Technology and innovation has always had a big part in shaping music. When Steinway added a middle pedal to its grand piano in 1902 for example, it presented possibilities in composition that were only imaginable before. Yet, despite leaps in technology over the past hundred years, the instruments we play have barely changed, and the new ones look a lot like the old ones.
Cut to Supersonic Festival 2018 artists Mark Korven (The Witch), and Graham Dunning & Sam Underwood and Kathy Hinde. These acts have created their own contraptions as a means of creating sounds that make up for unusual, erratic and purely unique compositions.
Supersonic is honoured to be hosting the UK premier of Korven’s ‘Apprehension Engine’, and equally thrilled to have Connected Devices debut their contraption. Read more below, and see them both live at this year’s festival!
Find out what drove Sam and Graham to collaborate on this piece at Centrala on the Friday, where Sam will be hosting a special event that will provide a peek behind the scenes of a number of projects appearing as part of this year’s festival. Artists have been invited to come and show their work and discuss their thinking behind it, with audience members gaining a unique insight into a number of beautiful and bizarre contraptions, works and approaches.
Sam Underwood & Graham Dunning
Premiering at Supersonic Festival, Connected Devices is a mechanical, modular music contraption created by Sam Underwood and Graham Dunning. Designed as a two-player, semi-autonomous musical instrument, it plays unusual, sometimes erratic compositions drawing on drone music, minimalist repetition and barrel-organ-monkey techniques. Visually, the machine resembles a sprawling, partially robotic drum-kit, or pared-down, clunky fairground organ. Throughout the performance, Dunning and Underwood will act as conductors, engineers, organ grinders and musicians, working with and against the machine to complete the assemblage, inspired by the pair’s research of instrument design from the musical instrument collection of the Horniman Museum, London.
Sam Underwood is a musician, sound artist and musical instrument designer.

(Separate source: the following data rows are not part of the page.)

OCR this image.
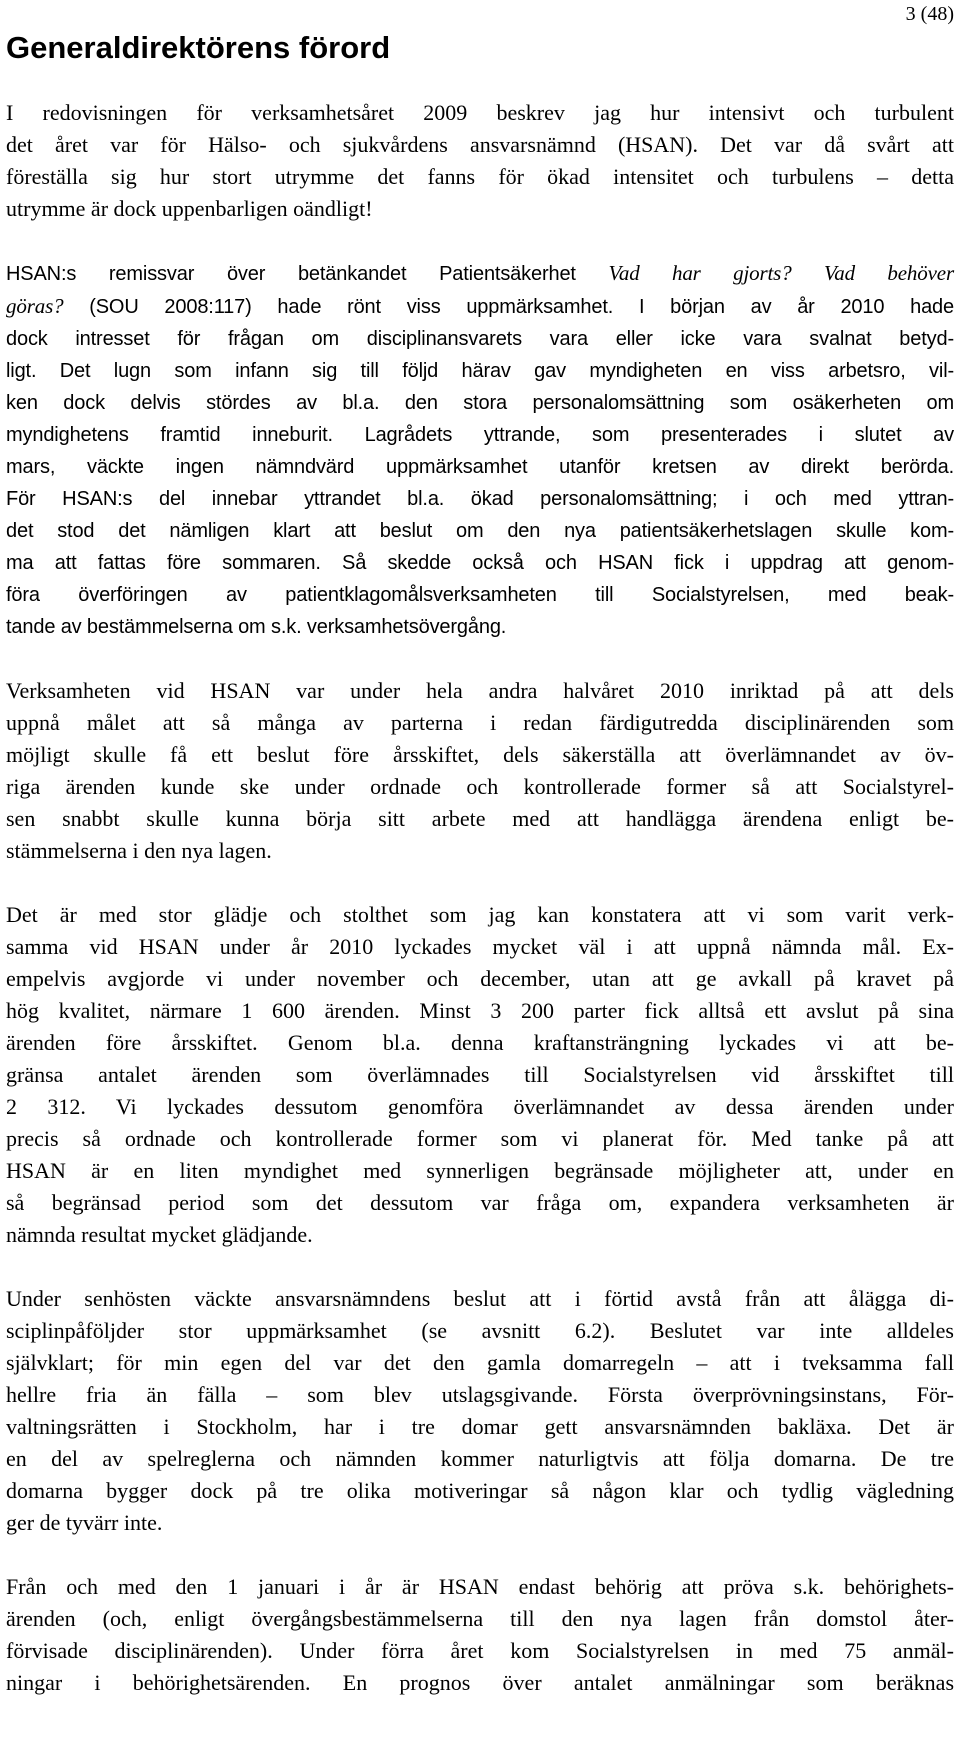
3 (48)
Generaldirektörens förord

I redovisningen för verksamhetsåret 2009 beskrev jag hur intensivt och turbulent
det året var för Hälso- och sjukvårdens ansvarsnämnd (HSAN). Det var då svårt att
föreställa sig hur stort utrymme det fanns för ökad intensitet och turbulens – detta
utrymme är dock uppenbarligen oändligt!

HSAN:s remissvar över betänkandet Patientsäkerhet Vad har gjorts? Vad behöver
göras? (SOU 2008:117) hade rönt viss uppmärksamhet. I början av år 2010 hade
dock intresset för frågan om disciplinansvarets vara eller icke vara svalnat betyd-
ligt. Det lugn som infann sig till följd härav gav myndigheten en viss arbetsro, vil-
ken dock delvis stördes av bl.a. den stora personalomsättning som osäkerheten om
myndighetens framtid inneburit. Lagrådets yttrande, som presenterades i slutet av
mars, väckte ingen nämndvärd uppmärksamhet utanför kretsen av direkt berörda.
För HSAN:s del innebar yttrandet bl.a. ökad personalomsättning; i och med yttran-
det stod det nämligen klart att beslut om den nya patientsäkerhetslagen skulle kom-
ma att fattas före sommaren. Så skedde också och HSAN fick i uppdrag att genom-
föra överföringen av patientklagomålsverksamheten till Socialstyrelsen, med beak-
tande av bestämmelserna om s.k. verksamhetsövergång.

Verksamheten vid HSAN var under hela andra halvåret 2010 inriktad på att dels
uppnå målet att så många av parterna i redan färdigutredda disciplinärenden som
möjligt skulle få ett beslut före årsskiftet, dels säkerställa att överlämnandet av öv-
riga ärenden kunde ske under ordnade och kontrollerade former så att Socialstyrel-
sen snabbt skulle kunna börja sitt arbete med att handlägga ärendena enligt be-
stämmelserna i den nya lagen.

Det är med stor glädje och stolthet som jag kan konstatera att vi som varit verk-
samma vid HSAN under år 2010 lyckades mycket väl i att uppnå nämnda mål. Ex-
empelvis avgjorde vi under november och december, utan att ge avkall på kravet på
hög kvalitet, närmare 1 600 ärenden. Minst 3 200 parter fick alltså ett avslut på sina
ärenden före årsskiftet. Genom bl.a. denna kraftansträngning lyckades vi att be-
gränsa antalet ärenden som överlämnades till Socialstyrelsen vid årsskiftet till
2 312. Vi lyckades dessutom genomföra överlämnandet av dessa ärenden under
precis så ordnade och kontrollerade former som vi planerat för. Med tanke på att
HSAN är en liten myndighet med synnerligen begränsade möjligheter att, under en
så begränsad period som det dessutom var fråga om, expandera verksamheten är
nämnda resultat mycket glädjande.

Under senhösten väckte ansvarsnämndens beslut att i förtid avstå från att ålägga di-
sciplinpåföljder stor uppmärksamhet (se avsnitt 6.2). Beslutet var inte alldeles
självklart; för min egen del var det den gamla domarregeln – att i tveksamma fall
hellre fria än fälla – som blev utslagsgivande. Första överprövningsinstans, För-
valtningsrätten i Stockholm, har i tre domar gett ansvarsnämnden bakläxa. Det är
en del av spelreglerna och nämnden kommer naturligtvis att följa domarna. De tre
domarna bygger dock på tre olika motiveringar så någon klar och tydlig vägledning
ger de tyvärr inte.

Från och med den 1 januari i år är HSAN endast behörig att pröva s.k. behörighets-
ärenden (och, enligt övergångsbestämmelserna till den nya lagen från domstol åter-
förvisade disciplinärenden). Under förra året kom Socialstyrelsen in med 75 anmäl-
ningar i behörighetsärenden. En prognos över antalet anmälningar som beräknas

His work in musical instrument design focuses on the development of new musical instruments; predominantly acoustic and in the bass/sub-bass register. Sam has an almost unhealthy fascination with sound and finding new ways of creating interfaces with instruments and technology.

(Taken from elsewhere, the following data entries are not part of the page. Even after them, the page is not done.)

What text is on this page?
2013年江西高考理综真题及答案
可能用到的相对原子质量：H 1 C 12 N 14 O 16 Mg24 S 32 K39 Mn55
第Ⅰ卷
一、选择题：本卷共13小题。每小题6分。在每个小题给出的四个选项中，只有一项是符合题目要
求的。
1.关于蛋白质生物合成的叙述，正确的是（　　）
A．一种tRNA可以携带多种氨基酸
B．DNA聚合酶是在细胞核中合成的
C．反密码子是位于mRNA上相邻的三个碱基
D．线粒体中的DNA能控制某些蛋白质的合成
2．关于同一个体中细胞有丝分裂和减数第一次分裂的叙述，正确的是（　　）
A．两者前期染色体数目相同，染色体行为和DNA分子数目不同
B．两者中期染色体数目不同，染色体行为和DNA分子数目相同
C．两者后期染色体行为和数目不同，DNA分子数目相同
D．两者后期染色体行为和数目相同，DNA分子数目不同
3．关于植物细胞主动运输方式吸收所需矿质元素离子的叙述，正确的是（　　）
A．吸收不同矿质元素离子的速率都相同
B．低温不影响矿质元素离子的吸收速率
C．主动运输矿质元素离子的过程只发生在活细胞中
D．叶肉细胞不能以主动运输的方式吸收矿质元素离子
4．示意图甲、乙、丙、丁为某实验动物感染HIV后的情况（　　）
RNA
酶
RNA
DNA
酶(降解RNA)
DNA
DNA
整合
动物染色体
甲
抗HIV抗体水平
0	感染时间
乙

Graham Dunning’s live work explores sound as texture, timbre and something tactile, drawing
on bedroom production, tinkering and recycling found objects. He also creates visual work, video and installations drawing on these themes. Much of the work evolves through experimentation with different processes: considering the methods by which sounds become music; process as a continuum encompassing both improvisational and procedural methods; and testing analogous processes across different media.
THE APPREHENSION ENGINE
Mark Korven is a Toronto based composer for film and television. He is best known for his work on the 2016 period Horror film THE WITCH, for which his composition has received great acclaim along with huge box office success.
His award winning scores are spine- chilling and atonal, employing obscure instrumentation from hurdy gurdys, nyckelharps and creaking fiddles. His creation of discordant, ghostly qualities send tremors through the heart, utilising feverish cues and pauses with intelligence and to a remarkable effect. Now Korven and Tony Duggan-Smith have teamed up to create a musical instrument specialising in horrifying sounds: The Apprehension Engine. It is this haunting device which Mark brings to his first UK performance, chilling Supersonic audiences this summer.
Supersonic and Supernormal join forces to present Kathy Hinde’s Piano Migrations. The inside of an old piano becomes a site for live performance. Recycled into a kinetic sound sculpture, Kathy Hinde mixes video projections of birds to create different musical patterns from their movements, providing an ever changing musical score where nature controls machines to create delicate music. She is joined by Matthew Olden, who performs with his own live
sampling software ”i am the mighty jungulator” whilst videos of birds are projected. Together they create a captivating performance where image becomes sound and sound becomes image through a series of transformations realised through acoustic sound, live sampling, automata and projections.